1. Wenn aus gleichzeitig vorliegenden, zusammengehörigen Beweismitteln hervorgeht, daß der Wortlaut der Offenbarung eines Dokuments Fehler aufweist und nicht den beabsichtigten technischen Sachverhalt wiedergibt, gilt diese fehlerhafte Offenbarung nicht als Stand der Technik im Sinne des Artikels 54 EPU.
2. Enthält ein veröffentlichtes Referat eine Rückverweisung auf das gleichzeitig vorliegende Originaldokument und stimmt die wörtliche Offenbarung des Referats mit der des Originaldokuments nicht überein, so muß das Referat anhand des Originaldokuments ausgelegt werden, wenn festgestellt werden soll, was technisch tatsächlich offenbart worden ist.
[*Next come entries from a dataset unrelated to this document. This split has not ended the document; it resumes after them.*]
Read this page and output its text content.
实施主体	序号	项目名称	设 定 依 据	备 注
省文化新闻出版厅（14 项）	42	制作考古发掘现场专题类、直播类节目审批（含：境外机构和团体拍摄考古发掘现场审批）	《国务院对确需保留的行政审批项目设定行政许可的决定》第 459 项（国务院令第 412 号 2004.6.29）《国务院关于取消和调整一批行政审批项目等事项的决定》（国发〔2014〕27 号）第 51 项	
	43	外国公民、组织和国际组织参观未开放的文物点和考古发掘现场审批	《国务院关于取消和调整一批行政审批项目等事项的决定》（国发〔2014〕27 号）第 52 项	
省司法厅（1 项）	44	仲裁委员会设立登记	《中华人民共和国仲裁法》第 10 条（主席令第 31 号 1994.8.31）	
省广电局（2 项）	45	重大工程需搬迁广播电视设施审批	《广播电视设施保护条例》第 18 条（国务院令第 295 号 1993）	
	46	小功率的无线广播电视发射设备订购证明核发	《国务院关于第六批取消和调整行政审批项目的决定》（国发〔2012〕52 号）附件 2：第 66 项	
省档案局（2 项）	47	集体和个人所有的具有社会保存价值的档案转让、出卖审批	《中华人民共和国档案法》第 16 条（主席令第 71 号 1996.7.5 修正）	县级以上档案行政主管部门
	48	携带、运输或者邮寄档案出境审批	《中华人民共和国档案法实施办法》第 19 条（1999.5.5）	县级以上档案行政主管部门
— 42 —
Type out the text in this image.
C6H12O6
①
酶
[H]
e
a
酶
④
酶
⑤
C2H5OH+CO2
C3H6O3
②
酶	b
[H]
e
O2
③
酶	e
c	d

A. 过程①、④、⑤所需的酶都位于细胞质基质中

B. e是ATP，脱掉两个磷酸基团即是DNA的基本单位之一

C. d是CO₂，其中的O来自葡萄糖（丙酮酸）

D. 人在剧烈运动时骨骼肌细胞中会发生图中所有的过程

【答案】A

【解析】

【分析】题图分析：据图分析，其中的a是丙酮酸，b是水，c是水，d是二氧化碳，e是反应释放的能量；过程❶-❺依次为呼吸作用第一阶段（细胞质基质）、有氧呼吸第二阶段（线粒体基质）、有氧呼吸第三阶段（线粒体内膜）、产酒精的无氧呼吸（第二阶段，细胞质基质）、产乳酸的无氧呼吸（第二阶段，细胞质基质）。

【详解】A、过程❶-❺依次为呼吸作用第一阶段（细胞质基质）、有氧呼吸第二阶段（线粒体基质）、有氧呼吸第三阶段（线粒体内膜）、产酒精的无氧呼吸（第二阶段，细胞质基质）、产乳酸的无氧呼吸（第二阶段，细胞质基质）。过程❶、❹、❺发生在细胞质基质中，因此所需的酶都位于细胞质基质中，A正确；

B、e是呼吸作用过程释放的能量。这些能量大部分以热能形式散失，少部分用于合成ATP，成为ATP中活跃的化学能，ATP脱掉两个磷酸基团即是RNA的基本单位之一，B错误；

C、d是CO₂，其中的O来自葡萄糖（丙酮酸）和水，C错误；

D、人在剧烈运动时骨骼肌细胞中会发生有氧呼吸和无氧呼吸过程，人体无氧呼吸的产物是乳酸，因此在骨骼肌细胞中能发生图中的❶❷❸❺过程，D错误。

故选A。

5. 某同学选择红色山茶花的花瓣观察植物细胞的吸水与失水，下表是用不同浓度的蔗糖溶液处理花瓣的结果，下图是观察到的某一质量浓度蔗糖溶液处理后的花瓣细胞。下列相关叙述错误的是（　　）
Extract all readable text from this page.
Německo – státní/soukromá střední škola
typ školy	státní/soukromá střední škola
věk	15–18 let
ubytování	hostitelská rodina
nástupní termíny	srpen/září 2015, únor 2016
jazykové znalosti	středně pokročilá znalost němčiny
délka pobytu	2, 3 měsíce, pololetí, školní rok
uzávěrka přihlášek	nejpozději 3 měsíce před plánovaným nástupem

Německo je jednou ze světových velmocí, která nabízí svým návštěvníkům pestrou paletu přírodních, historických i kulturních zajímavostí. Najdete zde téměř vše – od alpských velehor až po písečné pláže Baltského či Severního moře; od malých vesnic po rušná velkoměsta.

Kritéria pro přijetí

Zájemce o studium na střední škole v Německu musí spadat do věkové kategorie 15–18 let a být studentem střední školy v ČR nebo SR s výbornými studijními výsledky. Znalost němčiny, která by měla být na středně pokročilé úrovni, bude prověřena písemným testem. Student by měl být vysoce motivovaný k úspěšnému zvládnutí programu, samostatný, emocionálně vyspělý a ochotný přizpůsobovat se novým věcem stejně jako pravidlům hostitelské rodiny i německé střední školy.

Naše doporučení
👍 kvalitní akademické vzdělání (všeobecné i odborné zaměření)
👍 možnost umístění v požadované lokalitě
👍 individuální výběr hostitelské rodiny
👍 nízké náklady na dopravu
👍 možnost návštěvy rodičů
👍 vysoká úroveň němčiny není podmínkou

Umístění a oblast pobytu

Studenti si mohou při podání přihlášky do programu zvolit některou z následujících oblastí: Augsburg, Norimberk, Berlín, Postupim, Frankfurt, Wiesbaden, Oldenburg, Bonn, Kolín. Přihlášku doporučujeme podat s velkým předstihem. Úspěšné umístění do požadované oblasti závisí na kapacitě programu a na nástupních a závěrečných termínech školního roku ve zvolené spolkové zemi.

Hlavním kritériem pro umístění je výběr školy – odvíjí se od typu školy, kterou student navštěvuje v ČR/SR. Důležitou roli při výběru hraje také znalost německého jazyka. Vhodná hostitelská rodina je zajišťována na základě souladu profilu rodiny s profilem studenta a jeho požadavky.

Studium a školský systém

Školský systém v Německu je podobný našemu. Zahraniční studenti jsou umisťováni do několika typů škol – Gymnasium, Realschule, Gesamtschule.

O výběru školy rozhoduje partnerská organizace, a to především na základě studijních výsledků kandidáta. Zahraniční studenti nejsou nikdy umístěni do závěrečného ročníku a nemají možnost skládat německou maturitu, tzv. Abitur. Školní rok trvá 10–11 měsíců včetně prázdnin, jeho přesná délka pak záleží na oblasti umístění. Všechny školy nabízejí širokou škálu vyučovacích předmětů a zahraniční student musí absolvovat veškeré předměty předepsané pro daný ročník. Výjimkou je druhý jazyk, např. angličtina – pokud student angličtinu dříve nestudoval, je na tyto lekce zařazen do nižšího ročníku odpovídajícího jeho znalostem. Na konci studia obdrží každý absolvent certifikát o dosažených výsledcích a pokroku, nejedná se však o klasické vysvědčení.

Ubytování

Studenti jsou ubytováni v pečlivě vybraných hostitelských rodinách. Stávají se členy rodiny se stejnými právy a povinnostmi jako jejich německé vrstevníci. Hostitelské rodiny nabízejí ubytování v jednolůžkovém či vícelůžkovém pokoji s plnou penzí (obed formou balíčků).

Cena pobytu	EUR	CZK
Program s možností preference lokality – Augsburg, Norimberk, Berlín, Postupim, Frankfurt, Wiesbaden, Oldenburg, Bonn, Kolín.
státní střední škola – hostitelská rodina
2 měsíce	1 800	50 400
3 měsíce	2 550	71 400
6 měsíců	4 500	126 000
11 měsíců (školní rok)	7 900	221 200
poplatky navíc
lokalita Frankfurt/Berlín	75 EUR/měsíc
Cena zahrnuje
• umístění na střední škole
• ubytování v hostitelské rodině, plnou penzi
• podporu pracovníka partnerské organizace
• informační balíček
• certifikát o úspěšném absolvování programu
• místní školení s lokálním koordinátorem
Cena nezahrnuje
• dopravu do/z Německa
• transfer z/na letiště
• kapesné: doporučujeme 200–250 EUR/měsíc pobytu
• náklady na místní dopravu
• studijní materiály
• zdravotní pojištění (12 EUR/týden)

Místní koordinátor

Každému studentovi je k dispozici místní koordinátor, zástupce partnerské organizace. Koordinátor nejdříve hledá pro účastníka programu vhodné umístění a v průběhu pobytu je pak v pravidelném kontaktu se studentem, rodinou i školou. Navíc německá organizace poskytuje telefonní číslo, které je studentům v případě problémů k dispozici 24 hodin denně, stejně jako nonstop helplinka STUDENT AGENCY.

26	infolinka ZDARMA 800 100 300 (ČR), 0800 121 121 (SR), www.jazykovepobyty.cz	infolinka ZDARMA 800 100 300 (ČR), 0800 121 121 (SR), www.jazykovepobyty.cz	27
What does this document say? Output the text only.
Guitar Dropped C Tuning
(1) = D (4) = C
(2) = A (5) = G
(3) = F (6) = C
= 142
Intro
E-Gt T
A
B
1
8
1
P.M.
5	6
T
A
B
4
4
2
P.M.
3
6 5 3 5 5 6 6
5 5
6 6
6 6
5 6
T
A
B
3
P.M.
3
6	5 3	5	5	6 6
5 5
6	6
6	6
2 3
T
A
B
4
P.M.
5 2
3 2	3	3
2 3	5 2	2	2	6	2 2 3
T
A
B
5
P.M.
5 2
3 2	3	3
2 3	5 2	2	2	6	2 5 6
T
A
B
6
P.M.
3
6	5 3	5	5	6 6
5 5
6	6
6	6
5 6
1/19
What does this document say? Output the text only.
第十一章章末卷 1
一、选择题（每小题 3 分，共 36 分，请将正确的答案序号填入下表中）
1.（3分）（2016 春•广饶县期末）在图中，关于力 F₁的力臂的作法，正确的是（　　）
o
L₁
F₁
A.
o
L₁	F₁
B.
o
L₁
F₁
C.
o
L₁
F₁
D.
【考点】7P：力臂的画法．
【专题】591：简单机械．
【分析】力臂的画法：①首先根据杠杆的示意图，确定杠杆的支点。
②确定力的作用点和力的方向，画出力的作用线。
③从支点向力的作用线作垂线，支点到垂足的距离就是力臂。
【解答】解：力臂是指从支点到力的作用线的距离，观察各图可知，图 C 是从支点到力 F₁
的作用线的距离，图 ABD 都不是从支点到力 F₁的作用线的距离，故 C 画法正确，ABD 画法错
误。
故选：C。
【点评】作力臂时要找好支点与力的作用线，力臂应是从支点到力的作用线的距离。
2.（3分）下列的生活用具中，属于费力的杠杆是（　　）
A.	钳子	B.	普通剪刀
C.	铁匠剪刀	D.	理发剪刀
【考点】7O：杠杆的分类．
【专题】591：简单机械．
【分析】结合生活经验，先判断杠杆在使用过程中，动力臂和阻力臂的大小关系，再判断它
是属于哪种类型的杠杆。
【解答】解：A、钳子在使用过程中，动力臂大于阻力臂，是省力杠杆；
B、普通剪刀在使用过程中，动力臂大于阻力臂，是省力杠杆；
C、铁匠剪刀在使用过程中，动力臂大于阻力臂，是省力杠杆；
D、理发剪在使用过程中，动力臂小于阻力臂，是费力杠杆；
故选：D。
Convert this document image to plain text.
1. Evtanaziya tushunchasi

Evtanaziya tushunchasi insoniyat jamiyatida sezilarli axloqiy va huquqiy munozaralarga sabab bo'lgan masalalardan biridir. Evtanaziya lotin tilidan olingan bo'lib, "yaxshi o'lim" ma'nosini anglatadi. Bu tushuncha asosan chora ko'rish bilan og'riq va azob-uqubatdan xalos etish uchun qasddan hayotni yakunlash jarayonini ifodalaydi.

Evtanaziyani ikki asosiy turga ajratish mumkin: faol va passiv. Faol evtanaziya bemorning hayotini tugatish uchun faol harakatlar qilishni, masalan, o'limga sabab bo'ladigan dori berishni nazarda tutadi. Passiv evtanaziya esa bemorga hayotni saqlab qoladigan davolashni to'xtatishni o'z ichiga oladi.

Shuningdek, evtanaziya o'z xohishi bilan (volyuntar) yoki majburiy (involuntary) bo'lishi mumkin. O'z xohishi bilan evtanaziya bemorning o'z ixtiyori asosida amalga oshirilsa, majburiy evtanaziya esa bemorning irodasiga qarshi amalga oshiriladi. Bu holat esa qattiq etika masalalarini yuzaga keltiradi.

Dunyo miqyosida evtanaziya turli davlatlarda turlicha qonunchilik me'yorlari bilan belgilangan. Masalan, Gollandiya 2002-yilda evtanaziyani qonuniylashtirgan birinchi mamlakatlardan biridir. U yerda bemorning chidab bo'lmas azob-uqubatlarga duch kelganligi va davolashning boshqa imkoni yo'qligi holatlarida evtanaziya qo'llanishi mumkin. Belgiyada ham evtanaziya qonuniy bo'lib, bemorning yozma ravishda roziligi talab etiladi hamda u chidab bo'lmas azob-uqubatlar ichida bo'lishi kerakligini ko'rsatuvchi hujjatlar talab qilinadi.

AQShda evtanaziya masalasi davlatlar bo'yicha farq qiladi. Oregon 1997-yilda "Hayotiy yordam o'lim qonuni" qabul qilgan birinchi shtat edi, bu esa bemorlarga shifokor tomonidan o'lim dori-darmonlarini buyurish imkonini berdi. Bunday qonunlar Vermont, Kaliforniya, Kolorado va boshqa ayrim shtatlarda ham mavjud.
Stellt sich dann heraus, daß die Offenbarung des Referats Fehler aufweist, so gilt diese fehlerhafte Offenbarung nicht als Stand der Technik.
Relevante Rechtsnormen:
European Patent Convention 1973 Art 54
Schlagwörter: Neuheit (bejaht)
Fehlerhafte Offenbarung gilt nicht als neuheitsschädlich
Orientierungssatz:

-

Angeführte Entscheidungen:
-
Anführungen in anderen Entscheidungen:
T 1192/02
T 0606/06
T 0539/88
T 0287/06
T 0412/91
T 0029/92
T 0219/98
T 0892/01
T 1193/03
T 1088/96
T 1080/99
T 0814/08
T 1201/03
T 0123/91
T 0015/97
T 0230/01
T 0255/93
T 0382/07
T 0889/93
T 0161/98
T 1009/97
T 0160/92
T 0243/96
T 0591/90
T 0219/94
T 0453/87

Sachverhalt und Anträge

I. Auf die Erteilung des Patents Nr. 30080 auf die am 27. Oktober 1980 unter Inanspruchnahme der Priorität der Voranmeldung GB 79/40267 vom 21. November 1979 eingereichte europäische Patentanmeldung Nr. 80303804.1 wurde am 1. August 1984 hingewiesen. Der Erteilung lagen 8 Ansprüche zugrunde.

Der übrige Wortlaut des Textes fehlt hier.